The recipes are sure to taste great. But hey, how about checking out some fun facts?
Any Fast Facts On Pine Nuts?
- Though most pine nuts take about 18 months to mature, some take as long as three years.
- Pines reproduce through cones, which are conically shaped structures containing male and female sex organs.
- The seeds have wings and can get dispersed by wind.
- European pine nuts can be considered a luxury product. They can cost as much as €100 (or about $114) per kg.
- Chinese pine nuts have a bitter aftertaste, whereas those from Pakistan are sweeter.
In case you were thinking where you can pick your next pack of pine nuts from…
Where To Buy Pine Nuts
You can pick a pack of pine nuts from your nearest supermarket store or get them online.
Any Side Effects Of Pine Nuts?
- Nut Allergies
People who are allergic to nuts might also develop allergies to pine nuts.
- Issues With Pregnancy And Breastfeeding
Yes, we spoke of how good these seeds can be during pregnancy. But only consume in moderation. However, when it comes to breastfeeding, less information is available. Consult your doctor before consuming.
- Concerns With Supplements
Certain supplements made of oil (especially Siberian pine nut oil) might aggravate conditions in people suffering from seizures. Consult your doctor in this regard.

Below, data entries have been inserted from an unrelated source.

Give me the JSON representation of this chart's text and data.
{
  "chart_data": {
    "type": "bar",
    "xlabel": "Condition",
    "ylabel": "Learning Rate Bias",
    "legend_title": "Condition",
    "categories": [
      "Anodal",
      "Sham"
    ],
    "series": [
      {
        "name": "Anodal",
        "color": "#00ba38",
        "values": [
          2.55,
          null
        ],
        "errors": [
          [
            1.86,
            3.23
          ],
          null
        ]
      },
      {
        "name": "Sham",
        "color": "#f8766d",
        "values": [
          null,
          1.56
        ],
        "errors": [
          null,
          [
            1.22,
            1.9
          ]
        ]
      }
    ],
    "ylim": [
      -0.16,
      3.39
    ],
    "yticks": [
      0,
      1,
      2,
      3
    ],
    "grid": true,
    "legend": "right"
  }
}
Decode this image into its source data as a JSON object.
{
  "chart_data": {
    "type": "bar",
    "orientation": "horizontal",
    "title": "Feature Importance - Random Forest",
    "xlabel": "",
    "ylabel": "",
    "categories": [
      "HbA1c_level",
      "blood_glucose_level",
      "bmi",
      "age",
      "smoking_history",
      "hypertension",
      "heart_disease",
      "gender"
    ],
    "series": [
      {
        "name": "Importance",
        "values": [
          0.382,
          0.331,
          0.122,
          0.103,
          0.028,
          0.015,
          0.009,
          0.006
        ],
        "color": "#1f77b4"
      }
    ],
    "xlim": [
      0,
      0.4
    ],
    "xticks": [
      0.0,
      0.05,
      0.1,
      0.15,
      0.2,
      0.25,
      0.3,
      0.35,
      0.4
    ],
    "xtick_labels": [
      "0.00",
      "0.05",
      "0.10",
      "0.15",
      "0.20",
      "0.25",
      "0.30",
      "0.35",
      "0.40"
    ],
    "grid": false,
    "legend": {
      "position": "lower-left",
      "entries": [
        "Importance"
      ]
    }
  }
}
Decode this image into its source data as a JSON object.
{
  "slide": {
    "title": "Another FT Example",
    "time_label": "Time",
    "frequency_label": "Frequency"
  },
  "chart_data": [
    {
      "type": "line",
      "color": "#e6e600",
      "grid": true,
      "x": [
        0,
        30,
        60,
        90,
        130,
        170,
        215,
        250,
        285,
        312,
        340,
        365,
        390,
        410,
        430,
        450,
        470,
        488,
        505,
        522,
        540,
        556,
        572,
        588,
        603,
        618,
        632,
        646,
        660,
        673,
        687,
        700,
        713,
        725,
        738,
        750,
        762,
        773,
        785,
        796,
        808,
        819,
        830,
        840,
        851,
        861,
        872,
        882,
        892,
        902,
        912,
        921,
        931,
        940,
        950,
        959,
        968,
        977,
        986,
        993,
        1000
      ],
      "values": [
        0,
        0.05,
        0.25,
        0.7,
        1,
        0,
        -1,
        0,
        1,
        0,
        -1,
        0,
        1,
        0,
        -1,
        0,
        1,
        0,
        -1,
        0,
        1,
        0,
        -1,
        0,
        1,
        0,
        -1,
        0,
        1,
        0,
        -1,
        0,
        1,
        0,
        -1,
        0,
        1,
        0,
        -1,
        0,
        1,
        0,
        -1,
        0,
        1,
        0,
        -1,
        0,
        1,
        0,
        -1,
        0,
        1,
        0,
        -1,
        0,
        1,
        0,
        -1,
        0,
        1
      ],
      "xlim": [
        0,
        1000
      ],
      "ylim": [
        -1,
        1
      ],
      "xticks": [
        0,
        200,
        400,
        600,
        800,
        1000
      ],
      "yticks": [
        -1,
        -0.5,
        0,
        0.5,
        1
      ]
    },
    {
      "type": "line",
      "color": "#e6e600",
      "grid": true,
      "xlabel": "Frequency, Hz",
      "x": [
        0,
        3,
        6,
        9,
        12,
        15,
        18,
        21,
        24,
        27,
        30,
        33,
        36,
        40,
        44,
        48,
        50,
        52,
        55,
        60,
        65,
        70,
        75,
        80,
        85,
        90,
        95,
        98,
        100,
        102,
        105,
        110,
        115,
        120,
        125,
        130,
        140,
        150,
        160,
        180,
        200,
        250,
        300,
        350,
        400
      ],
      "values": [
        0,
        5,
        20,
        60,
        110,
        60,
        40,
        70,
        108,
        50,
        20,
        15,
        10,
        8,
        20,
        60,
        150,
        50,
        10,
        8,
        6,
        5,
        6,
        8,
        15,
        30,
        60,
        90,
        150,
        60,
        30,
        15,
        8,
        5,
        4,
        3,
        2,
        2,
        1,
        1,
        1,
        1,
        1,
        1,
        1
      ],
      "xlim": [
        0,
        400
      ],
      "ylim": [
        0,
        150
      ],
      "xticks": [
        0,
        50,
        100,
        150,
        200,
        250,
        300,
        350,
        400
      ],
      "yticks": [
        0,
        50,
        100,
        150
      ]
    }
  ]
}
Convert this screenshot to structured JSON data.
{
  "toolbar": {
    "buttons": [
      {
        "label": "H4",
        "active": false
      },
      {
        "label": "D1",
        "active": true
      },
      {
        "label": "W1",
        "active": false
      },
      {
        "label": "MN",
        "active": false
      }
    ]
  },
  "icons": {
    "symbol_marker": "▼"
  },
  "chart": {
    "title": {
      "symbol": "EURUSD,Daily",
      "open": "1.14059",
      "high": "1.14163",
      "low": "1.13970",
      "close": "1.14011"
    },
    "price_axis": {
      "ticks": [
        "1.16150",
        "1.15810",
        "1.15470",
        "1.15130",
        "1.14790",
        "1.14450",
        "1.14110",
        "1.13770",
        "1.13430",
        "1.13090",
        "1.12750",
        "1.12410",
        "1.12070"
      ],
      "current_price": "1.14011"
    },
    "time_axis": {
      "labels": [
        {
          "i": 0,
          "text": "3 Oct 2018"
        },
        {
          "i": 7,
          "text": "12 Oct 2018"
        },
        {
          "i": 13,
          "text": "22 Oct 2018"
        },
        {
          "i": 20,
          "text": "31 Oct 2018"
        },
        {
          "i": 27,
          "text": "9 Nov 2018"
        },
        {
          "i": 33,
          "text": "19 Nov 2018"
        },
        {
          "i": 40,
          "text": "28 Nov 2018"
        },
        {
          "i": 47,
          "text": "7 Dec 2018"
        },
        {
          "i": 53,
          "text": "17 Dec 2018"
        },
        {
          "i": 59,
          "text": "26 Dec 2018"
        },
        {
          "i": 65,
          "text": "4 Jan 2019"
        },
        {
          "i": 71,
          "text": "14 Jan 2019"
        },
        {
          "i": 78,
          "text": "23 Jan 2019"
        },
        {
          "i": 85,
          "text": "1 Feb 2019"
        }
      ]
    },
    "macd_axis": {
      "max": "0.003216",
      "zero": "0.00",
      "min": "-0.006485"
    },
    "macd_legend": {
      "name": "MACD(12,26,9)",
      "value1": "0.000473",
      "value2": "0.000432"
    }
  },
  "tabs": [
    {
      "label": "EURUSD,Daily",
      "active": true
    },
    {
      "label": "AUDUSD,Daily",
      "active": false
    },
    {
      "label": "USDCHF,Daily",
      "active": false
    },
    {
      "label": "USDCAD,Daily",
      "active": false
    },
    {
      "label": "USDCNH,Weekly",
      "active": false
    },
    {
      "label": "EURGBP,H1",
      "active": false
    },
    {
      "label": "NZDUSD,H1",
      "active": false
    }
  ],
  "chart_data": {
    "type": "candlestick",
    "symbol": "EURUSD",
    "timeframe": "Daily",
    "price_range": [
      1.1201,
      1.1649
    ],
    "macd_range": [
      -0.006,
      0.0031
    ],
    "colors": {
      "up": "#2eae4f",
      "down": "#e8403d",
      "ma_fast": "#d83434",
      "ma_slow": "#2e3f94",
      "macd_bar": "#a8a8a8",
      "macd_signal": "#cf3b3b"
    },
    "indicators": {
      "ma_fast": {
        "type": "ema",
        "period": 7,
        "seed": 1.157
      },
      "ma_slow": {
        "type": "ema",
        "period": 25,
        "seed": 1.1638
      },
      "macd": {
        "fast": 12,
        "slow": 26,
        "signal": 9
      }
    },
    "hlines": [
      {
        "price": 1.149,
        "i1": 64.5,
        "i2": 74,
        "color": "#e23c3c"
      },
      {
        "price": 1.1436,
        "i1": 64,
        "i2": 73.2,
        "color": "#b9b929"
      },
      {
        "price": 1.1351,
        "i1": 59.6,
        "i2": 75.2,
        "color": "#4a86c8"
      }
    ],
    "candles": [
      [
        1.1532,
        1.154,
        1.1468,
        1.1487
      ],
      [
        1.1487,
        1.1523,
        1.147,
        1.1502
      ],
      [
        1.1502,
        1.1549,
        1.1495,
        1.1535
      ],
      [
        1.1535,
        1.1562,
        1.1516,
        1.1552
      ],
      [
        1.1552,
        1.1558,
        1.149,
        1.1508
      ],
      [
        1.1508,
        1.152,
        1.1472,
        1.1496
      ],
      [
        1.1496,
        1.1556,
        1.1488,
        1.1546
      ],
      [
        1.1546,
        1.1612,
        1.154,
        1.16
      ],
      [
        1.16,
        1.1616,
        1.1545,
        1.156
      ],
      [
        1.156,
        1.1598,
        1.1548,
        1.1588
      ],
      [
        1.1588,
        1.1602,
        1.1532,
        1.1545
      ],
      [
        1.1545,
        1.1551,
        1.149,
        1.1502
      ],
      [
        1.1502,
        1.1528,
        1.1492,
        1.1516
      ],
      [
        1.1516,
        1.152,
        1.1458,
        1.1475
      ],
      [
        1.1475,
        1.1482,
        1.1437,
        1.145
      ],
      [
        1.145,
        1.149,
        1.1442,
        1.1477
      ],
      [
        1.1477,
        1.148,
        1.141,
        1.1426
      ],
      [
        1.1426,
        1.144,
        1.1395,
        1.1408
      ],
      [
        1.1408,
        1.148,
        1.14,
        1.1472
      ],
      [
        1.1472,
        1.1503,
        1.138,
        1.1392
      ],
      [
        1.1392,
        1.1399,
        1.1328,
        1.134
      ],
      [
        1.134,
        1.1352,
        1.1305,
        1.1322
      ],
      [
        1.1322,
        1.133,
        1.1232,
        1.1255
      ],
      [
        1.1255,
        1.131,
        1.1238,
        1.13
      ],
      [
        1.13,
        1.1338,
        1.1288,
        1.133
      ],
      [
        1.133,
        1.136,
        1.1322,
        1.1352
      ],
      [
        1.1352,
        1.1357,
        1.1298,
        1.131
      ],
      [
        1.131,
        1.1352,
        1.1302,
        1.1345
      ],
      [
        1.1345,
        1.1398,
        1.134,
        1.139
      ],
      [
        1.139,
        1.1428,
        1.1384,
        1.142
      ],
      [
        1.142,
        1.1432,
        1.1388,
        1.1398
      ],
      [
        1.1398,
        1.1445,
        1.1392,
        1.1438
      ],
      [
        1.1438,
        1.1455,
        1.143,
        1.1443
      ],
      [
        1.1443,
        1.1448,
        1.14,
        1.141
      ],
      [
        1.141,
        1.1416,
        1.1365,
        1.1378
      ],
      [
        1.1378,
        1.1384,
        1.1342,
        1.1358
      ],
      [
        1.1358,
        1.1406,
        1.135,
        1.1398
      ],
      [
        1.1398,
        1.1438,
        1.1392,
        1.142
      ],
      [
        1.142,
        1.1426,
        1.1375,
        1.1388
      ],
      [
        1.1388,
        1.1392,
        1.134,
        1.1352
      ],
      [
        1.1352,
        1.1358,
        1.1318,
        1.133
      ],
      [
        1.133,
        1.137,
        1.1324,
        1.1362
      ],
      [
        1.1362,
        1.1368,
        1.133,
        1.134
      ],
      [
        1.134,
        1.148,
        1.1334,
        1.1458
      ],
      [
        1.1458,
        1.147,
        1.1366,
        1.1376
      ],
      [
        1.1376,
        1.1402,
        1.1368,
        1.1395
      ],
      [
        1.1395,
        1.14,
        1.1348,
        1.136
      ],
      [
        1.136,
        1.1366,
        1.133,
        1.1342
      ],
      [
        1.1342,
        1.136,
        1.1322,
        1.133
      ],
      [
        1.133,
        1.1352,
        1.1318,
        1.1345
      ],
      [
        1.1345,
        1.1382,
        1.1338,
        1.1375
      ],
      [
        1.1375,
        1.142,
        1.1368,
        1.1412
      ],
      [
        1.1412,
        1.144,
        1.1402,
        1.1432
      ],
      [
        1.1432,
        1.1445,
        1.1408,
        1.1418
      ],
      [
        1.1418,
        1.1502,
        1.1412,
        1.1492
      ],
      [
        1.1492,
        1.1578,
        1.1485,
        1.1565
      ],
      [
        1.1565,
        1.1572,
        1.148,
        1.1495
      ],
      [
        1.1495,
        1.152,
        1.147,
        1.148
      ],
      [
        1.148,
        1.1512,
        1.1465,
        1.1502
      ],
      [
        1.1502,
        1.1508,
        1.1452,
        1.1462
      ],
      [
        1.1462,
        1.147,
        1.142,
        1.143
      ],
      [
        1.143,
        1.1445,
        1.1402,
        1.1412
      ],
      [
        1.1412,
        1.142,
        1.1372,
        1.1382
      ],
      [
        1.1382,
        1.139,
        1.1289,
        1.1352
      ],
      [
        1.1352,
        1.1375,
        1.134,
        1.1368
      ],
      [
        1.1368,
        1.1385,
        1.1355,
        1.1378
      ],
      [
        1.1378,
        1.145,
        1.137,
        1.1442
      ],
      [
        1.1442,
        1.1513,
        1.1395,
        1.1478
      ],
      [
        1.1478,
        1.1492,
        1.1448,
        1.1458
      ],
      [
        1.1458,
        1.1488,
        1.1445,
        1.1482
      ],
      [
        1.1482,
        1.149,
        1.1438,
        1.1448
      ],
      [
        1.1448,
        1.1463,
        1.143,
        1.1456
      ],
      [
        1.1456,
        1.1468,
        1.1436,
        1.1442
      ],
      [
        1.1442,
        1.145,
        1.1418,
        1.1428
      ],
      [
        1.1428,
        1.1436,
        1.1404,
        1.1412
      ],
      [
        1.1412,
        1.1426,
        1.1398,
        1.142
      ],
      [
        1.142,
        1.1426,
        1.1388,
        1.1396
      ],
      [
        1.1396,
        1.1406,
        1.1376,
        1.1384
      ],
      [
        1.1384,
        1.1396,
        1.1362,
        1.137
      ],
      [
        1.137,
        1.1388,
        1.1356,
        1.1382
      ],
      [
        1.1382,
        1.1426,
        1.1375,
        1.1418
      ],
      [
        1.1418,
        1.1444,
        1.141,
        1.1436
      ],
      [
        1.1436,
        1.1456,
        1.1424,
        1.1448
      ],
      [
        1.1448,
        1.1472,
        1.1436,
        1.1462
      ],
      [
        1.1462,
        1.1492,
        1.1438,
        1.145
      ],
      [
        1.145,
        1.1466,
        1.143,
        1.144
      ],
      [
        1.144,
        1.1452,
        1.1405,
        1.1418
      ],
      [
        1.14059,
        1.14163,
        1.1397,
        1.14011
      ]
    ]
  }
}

Infographic: Varieties Of Pine Nuts
Pine nuts are loaded with rich nutrients and can be eaten raw or roasted. They contain antioxidants and a wide variety of vitamins and minerals that help treat many ailments. From suppressing your appetite to enhancing hair and skin health, pine nuts offer several benefits. In addition, they are available in many different varieties. Click on the infographic below to learn about the types of pine nuts.
Pine nuts, the edible seeds of the pine tree, are rich in vitamin E, vitamin K, iron, zinc, phosphorus, manganese, and other important minerals. While these help boost your immunity and energy levels, they are also beneficial for your weight loss routine and diabetic-friendly meal plans. Pine nuts are also found to have beneficial effects on your eye, heart, skin, and hair health. Highly nutritious, pine nuts are also considered safe for pregnant women. Unless you have any nut allergy, you can enjoy pine nuts toasted or blanched making for a healthy addition to soups and salads.
Frequently Asked Questions
What is pine mouth syndrome?
Pine nuts can often cause a mysterious metallic taste 12 to 48 hours post consumption. This is called the pine mouth syndrome. The syndrome, however, improves over time without any serious side effects.
Why are pine nuts so expensive?
Because they are usually harvested using the hands. They are seeds produced by cones, and gathering those seeds takes time and labor.
Where do pine nuts come from?
As we saw, from the cones of a pine tree.
Are all pine nuts edible?
Yes, though the quality of the seeds depends on the species of the pine tree.
How many pine nuts can I eat in a day?
About 15 to 20 pine nuts (about 30 grams) is fine in a day.
Can pine nuts be included in a Paleo diet?
Yes, as a Paleo diet includes eating nuts and seeds, you can include these in your diet.